The discharge pipe 74 is branched from below 5.

The seal pipe 75 is filled with particles in a fluidized state and flowing gas, and the particles are discharged through a discharge pipe 74 installed in the seal pipe 75, but the gas is discharged above the seal pipe 75. To be done. The gas discharged from the seal pipe 75 can be treated in the same manner as the exhaust gas of the circulating fluidized bed body by installing a connecting pipe from the upper portion of the seal pipe 75 to the exhaust gas system of the circulating fluidized bed body. Further, since fine particles are contained in the gas discharged from the seal pipe 75, it is desirable to connect to the exhaust gas system of the circulating fluidized bed body after removing dust with a cyclone or the like.

Reference numeral 76 denotes an opening adjustment valve provided near the seal pipe 75 of the discharge pipe 74. By adjusting the opening, the temperature and flow rate of the discharged particles are adjusted.

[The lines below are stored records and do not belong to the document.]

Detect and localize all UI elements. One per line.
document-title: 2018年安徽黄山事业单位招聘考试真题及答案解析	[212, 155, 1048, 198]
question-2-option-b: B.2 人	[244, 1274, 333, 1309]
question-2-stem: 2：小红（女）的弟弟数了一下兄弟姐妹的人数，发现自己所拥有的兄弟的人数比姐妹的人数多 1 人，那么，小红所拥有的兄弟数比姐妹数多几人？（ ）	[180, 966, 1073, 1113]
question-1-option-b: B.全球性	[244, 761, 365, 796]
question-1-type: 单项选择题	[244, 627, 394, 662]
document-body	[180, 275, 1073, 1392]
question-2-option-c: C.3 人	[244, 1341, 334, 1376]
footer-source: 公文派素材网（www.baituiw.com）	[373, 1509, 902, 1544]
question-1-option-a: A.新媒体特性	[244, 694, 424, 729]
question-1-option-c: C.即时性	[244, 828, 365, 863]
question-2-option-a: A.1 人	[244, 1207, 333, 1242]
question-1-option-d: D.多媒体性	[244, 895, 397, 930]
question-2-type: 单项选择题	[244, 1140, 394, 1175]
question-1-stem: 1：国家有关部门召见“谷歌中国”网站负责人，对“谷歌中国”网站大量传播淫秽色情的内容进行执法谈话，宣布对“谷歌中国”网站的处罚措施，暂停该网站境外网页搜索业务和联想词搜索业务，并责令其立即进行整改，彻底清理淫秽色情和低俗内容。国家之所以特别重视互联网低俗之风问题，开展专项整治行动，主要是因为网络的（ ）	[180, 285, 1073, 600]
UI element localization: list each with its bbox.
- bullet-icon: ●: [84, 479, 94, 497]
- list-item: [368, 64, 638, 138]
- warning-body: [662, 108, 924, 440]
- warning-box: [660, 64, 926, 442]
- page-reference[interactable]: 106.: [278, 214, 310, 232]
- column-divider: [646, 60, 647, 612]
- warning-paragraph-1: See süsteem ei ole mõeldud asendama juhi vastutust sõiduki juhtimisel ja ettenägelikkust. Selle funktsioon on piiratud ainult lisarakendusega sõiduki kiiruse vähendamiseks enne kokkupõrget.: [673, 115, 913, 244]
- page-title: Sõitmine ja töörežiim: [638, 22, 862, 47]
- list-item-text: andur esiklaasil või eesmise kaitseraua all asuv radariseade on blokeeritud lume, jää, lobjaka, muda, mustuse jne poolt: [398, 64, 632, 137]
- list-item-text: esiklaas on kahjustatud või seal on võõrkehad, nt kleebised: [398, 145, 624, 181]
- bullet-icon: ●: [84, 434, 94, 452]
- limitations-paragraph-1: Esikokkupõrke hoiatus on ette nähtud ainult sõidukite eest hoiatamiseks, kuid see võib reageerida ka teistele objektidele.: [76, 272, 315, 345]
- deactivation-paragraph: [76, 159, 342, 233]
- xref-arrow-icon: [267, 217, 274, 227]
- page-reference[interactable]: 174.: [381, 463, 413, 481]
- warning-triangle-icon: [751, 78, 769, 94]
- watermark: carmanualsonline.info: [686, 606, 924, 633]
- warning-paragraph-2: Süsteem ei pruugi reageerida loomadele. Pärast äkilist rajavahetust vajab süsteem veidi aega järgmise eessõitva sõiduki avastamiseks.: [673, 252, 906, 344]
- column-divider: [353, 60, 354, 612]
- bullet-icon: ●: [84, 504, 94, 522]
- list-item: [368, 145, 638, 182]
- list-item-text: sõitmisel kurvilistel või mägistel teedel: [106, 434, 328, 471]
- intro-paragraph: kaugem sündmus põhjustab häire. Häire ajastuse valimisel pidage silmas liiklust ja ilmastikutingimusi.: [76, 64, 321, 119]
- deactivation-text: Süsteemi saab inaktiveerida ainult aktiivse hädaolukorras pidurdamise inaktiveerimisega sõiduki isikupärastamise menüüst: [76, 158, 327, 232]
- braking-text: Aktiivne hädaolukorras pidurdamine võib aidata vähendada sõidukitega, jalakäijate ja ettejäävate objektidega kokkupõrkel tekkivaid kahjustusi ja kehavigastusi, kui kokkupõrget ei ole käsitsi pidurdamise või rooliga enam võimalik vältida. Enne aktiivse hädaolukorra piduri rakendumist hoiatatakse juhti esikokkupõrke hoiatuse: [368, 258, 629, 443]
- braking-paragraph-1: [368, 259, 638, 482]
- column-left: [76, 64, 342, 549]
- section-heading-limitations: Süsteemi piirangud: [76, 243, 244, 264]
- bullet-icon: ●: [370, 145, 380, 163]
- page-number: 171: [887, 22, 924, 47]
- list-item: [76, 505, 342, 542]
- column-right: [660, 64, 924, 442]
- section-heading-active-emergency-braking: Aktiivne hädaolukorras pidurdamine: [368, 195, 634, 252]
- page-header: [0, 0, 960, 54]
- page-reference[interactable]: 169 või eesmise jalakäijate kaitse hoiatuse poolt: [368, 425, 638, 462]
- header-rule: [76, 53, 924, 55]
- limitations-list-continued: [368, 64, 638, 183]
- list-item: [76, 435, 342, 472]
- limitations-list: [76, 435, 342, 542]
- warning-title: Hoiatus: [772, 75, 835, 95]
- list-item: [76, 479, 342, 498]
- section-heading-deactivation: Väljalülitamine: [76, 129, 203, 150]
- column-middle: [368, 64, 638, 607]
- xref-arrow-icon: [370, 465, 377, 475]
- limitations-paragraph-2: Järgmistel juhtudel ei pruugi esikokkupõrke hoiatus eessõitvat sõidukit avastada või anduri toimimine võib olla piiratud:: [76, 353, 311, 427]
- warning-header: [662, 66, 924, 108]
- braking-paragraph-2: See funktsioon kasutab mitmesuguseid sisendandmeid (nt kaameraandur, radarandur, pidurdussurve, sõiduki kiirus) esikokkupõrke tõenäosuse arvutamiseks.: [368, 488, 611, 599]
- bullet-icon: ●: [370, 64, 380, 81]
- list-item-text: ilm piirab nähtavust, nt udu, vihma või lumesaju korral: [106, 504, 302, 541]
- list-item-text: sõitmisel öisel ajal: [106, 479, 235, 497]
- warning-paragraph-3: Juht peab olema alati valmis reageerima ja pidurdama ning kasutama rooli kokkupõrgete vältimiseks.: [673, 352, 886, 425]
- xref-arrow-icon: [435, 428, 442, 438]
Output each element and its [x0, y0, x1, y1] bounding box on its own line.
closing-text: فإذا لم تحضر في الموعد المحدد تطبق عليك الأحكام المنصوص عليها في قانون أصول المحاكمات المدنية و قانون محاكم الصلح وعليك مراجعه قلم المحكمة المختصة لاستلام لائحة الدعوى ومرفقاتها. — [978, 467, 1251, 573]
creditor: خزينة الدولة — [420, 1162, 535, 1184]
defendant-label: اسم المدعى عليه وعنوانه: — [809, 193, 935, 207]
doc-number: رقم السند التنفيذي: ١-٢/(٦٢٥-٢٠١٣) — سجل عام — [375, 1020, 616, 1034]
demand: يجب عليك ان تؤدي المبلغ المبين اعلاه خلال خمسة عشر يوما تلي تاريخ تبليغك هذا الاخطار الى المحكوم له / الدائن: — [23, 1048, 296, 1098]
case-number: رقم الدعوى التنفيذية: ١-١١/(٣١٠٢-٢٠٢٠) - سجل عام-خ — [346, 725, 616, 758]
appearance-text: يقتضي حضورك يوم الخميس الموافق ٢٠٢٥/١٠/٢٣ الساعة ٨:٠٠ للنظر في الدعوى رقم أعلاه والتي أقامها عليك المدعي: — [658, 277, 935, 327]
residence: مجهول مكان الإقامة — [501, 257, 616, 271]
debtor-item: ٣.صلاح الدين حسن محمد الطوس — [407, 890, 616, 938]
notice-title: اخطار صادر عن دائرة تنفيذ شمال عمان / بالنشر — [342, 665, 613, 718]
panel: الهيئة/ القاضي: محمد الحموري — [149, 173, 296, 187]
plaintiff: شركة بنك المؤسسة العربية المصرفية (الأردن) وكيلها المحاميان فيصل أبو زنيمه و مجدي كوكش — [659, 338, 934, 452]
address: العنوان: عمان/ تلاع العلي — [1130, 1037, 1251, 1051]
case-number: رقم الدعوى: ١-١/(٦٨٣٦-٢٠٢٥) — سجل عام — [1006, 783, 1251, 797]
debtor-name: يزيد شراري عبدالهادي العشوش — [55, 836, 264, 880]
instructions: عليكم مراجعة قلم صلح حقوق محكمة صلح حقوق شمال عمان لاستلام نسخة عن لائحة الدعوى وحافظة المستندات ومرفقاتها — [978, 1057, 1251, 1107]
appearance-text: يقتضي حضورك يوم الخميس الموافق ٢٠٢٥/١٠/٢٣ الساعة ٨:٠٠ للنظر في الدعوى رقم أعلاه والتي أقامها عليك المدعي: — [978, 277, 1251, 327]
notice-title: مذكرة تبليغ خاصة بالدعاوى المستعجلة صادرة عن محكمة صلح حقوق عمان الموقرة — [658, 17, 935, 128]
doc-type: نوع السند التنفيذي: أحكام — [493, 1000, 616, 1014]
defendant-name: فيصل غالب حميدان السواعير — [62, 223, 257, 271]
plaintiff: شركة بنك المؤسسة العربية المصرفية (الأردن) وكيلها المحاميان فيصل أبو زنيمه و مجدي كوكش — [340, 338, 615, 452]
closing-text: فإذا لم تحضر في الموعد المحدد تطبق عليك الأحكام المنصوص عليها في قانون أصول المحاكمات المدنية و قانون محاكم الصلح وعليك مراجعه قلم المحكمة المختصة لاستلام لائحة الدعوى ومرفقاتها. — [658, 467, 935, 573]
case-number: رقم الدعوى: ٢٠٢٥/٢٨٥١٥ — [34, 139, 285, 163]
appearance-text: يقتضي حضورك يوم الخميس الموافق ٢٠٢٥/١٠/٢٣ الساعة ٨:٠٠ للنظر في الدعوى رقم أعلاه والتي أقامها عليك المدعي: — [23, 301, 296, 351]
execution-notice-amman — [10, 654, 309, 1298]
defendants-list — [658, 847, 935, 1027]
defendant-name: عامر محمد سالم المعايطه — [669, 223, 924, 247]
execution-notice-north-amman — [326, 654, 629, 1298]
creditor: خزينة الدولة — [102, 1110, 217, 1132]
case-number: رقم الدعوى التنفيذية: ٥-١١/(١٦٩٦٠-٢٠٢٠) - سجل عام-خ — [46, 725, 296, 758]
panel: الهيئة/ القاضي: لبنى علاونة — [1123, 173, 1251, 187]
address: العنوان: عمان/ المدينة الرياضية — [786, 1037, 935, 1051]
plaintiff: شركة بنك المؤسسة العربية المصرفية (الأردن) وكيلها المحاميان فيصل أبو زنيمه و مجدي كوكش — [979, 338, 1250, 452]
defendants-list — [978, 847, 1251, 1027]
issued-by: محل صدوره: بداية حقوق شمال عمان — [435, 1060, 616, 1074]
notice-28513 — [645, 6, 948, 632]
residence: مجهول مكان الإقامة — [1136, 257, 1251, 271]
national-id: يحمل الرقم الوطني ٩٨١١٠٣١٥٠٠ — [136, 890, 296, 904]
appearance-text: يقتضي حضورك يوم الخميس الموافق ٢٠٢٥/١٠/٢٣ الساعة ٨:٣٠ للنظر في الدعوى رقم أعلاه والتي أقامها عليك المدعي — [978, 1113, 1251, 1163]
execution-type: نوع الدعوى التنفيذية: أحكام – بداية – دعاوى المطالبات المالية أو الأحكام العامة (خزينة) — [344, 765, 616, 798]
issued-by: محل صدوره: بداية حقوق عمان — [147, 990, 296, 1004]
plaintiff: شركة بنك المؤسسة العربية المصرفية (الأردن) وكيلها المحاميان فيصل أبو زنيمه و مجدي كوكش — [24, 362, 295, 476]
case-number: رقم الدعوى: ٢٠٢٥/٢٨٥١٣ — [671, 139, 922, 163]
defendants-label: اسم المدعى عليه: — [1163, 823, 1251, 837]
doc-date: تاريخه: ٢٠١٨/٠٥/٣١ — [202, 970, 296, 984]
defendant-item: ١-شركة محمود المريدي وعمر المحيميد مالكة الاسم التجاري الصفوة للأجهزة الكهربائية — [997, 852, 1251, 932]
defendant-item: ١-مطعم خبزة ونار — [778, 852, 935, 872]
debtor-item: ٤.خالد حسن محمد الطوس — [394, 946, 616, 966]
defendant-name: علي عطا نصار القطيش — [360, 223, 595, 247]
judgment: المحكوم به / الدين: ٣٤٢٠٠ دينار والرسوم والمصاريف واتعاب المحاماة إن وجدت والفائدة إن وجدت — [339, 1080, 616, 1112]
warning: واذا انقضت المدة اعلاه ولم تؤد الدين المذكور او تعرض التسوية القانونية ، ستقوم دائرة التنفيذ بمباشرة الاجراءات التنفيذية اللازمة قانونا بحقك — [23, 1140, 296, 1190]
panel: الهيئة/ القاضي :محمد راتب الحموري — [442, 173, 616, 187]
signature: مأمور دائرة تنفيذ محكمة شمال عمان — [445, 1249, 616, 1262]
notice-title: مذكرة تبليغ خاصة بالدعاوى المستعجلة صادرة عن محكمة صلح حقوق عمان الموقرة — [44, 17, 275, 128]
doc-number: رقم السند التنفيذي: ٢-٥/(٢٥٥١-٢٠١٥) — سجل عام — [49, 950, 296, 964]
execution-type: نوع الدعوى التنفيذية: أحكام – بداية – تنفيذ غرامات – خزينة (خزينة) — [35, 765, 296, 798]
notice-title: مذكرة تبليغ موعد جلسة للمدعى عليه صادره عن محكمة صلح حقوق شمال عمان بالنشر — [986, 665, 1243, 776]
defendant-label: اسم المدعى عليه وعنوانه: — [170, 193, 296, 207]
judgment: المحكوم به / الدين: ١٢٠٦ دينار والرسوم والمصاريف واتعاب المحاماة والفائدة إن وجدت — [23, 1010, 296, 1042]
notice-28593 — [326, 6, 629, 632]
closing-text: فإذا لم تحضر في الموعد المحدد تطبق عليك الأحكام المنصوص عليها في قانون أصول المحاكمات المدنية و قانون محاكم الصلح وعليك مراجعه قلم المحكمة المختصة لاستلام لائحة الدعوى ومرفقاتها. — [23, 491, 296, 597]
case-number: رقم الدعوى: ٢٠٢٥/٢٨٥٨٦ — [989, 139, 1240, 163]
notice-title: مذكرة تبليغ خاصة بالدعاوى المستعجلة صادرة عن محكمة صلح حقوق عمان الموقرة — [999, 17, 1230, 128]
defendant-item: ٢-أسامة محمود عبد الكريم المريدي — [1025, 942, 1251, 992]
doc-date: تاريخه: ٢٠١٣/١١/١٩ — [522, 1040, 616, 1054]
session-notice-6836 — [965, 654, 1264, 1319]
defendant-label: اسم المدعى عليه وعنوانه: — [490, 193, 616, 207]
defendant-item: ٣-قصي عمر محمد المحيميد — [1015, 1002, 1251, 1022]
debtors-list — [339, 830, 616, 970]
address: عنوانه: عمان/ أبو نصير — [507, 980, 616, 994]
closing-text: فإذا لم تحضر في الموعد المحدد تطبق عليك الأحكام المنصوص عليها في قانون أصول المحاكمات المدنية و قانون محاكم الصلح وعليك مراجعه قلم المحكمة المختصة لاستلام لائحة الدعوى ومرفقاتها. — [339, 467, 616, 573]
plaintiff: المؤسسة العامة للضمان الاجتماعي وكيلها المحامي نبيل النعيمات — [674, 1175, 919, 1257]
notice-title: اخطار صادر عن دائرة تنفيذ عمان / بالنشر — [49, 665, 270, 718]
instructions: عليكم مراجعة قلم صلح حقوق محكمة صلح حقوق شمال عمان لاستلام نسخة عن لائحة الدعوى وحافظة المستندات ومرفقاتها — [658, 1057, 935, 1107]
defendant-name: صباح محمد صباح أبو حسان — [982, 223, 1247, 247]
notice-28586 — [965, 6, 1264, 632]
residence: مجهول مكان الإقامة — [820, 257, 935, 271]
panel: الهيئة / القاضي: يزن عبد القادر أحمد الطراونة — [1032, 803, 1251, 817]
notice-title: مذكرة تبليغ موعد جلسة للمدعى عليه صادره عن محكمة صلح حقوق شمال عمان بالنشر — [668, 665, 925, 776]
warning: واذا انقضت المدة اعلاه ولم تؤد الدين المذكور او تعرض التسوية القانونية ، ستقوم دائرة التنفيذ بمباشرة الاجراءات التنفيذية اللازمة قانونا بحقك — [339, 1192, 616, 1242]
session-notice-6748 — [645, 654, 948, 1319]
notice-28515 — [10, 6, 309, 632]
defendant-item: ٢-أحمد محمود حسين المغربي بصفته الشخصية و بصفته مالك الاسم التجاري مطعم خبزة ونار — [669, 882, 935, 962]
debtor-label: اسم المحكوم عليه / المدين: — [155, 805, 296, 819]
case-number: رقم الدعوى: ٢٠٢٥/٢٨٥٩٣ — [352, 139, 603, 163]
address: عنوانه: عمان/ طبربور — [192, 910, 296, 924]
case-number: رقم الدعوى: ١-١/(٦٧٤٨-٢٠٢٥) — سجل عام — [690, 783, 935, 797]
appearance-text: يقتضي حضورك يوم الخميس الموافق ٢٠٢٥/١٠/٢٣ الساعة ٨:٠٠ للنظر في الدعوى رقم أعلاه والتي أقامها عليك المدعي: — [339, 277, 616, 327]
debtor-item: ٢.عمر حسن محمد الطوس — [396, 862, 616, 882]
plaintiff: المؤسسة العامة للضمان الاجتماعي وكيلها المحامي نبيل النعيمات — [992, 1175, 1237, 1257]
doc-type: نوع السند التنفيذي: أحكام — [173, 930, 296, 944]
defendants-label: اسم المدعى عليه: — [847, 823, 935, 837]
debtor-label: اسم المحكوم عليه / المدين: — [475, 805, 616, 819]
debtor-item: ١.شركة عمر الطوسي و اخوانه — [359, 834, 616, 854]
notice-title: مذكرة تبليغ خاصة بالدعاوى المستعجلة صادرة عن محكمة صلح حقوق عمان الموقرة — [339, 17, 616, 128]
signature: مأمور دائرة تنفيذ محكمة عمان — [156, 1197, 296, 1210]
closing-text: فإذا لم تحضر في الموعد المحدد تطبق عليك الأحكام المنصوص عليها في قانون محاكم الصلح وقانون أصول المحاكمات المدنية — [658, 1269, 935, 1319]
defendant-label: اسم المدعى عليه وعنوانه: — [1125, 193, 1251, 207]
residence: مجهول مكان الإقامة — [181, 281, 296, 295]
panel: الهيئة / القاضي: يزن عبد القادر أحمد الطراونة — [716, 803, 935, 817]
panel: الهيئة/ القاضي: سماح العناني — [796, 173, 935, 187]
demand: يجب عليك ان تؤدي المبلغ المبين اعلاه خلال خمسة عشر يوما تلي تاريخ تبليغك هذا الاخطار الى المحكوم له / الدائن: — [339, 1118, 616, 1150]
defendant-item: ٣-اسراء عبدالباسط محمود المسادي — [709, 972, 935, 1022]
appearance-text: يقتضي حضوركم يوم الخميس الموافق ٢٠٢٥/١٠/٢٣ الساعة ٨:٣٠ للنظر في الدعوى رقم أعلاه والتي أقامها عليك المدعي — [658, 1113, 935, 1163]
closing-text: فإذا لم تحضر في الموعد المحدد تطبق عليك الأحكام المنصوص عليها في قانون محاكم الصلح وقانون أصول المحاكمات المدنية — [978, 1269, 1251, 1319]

By thus filling the seal pipe 75 with particles, the pressure in the circulating fluidized bed in the combustion chamber 1 and the pressure in the ash cooler 7 are balanced, and the gas from the bottom of the combustion chamber 1 is balanced. Can be prevented.

The adjusting valve 7 provided on the discharge pipe 74
By adjusting the opening degree of 6, the flow rate is adjusted and stable operation is possible.

[0024]

The present invention has the following effects.

(1) It is possible to stably discharge particles from the fluidized bed, and it is possible to perform stable operation of the entire apparatus for a long period of time.

(2) There are very few moving parts like the conventional water-cooled screw conveyor, the operation is stable, and maintenance is easy.

[Brief description of drawings]

FIG. 1 shows an embodiment of a discharged particle cooling container according to the present invention.

FIG. 2 shows an overview of a circulating fluidized bed apparatus.

FIG. 3 shows a conventional water-cooled screw conveyor.

[Explanation of symbols]

1 Combustion Chamber 2 Hot Cyclone 3 Sealing Mechanism 4 Superheater 5 Coal Saver 6 Air Preheater 7 Powder Particle Cooling Container 71 Discharge Passage 72 Nozzle Pipe 73 Cooling Pipe 74 Discharge Pipe 75 Seal Pipe 76 Opening Adjustment Valve 8 Screw Conveyor 81 Casing 82 Conveying screw 83 Cooling water inlet for casing 84 Cooling water inlet for screw 85 Cooling water outlet 86 High temperature particle inlet 87 Cooling particle outlet 88 Seal valve 89 Intermediate hopper 9 Silo 10 Dens bed

 ─────────────────────────────────────────────────── ─── Continuation of front page (72) Inventor Tatsuhiko Egashira 46-59 Nakahara, Tobata-ku, Kitakyushu, Fukuoka Prefecture Machinery & Plant Division, Nippon Steel Corporation (72) Tetsuaki Yamamoto, Inaba, Kitakyushu, Kitakyushu, Fukuoka Nakahara 46-59 Nippon Steel Corporation Machinery & Plant Division (72) Inventor Yoshio Takei 20-1 Shintomi, Futtsu City, Chiba Prefecture Nippon Steel Co., Ltd.Technology Development Division (72) Inventor Genji Fujita Kitakyushu, Fukuoka Prefecture 59 Nittetsu Plant Design Co., Ltd., 46 Nakahara, Tobata-ku, Yokohama

Claims (2)

[Claims] 1. A pressure in an exhaust particle cooling container of a circulating fluidized bed apparatus configured as a fluidized bed heat exchanger communicating with a discharge particle discharge passage from a fluidized bed forming section, and having a pressure adjusting head in the exhaust particle cooling container. Adjustment mechanism. 2. The seal pipe according to claim 1, wherein the pressure adjusting head is filled with particles forming a fluidized bed, which is provided in a particle discharge pipe led out from the discharged particle cooling container,
A pressure adjusting mechanism in an exhaust particle cooling container of a circulating fluidized bed apparatus, which comprises an opening adjusting valve for adjusting the opening of a discharge pipe provided at a rear position.